Les secrets de Polichinel

Les secrets de Polichinelle

Avant de partir en vacances, vous devez prendre connaissance du secret le plus mal gardé de la planète : c’est la guerre en Afghanistan. Oui, d’accord, vous étiez vaguement au courant qu’une coalition, dirigée par les Etats-Unis, mobilise depuis des années des légions entières de soldats et de mercenaires, dotés d’un arsenal suffisant pour faire péter la planète et des impedimenta traditionnels qui accompagnent une armée multinationale. Mais vous ne saviez pas tout. D’abord, pourquoi sont-ils en guerre ? Bonne question, dont les assaillants on fini par oublier la réponse. Officiellement, il s’agit de réduire à néant une engeance redoutable, susceptible de mettre la planète à feu et à sang, à cause de ses liens supposés avec une organisation hypothétique nommée Al-Qaïda. Les armées d’occupation pourchassent donc sans relâche lesdits talibans, qui comptent sans doute trois douzaines de guerriers, peut-être moins ; mais le pays est vaste et les autochtones connaissent mieux les caches que les détecteurs électroniques yankees. En foi de quoi, au nom des valeurs universelles de la démocratie occidentale, le déluge de fer et de feu décime principalement les populations civiles, les troupeaux de chèvres et, de temps en temps, les soldats de la coalition. Cette guerre est une chienlit sans nom que les Américains et leurs alliés finiront par perdre piteusement, comme les Soviétiques avant eux et les Britanniques auparavant.

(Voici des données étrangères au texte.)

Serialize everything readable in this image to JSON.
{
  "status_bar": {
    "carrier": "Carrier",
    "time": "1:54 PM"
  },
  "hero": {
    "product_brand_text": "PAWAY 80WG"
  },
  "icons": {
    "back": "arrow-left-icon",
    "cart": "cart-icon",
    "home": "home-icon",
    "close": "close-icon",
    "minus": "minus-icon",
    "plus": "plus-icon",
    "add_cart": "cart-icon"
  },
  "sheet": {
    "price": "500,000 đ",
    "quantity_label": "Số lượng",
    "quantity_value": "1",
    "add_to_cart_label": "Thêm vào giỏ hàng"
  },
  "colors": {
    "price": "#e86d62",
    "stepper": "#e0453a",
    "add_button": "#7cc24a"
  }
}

Tout cela, vous le saviez déjà ou vous l’aviez subodoré. Désormais, vous disposez des preuves, avec l’accès aux minutes accablantes d’un dossier qui constitue la plus belle cagade militaire de ce siècle. Le site Wikileaks a publié une compilation vertigineuse de documents réputés confidentiels – plus de 90.000 ! – soustraits à la bureaucratie vigilante de la première armée du monde, et ce pendant une période de cinq ans. Si le pékin américain n’était aussi occupé à retrouver un job, éviter la saisie de son logement, démazouter ses côtes ou traquer les soldes chez Wal-Mart, il serait probablement effaré par l’anarchie invraisemblable qu’est devenue l’administration de son pays, dissimulée sous une propagande digne des ex-démocraties populaires. Le plus cocasse dans cette affaire, c’est que l’orgueilleuse US Army, qui n’a confiance qu’en ses hommes et tient ses alliés à l’écart de toute information sensible, se soit fait dépouiller de tous ses secrets – ou presque. Si l’on était à la place du patron des services de renseignement, ce machin qui coûte les yeux de la tête aux contribuables, on commencerait à boucler sa valise. Et l’on partirait à Kaboul, pour s’y reconvertir dans l’élevage de chèvres. En priant chaque jour Allah que les « frappes chirurgicales » de l’Oncle Sam ne les transforment pas prématurément en pâtée pour chiens.

La recette du jour

Gosh-e-feel* à l’ambroisie yankee

Dans votre cuisine, qui est la plus grande du monde, vous avez breveté une pâtisserie banale, baptisée étouffe-chrétien par fausse complaisance à l’égard des mahométans. Pour protéger votre secret, renoncez à vos fourneaux et licenciez tous vos marmitons : en matière de science culinaire, on n’est jamais trahi que par les siens.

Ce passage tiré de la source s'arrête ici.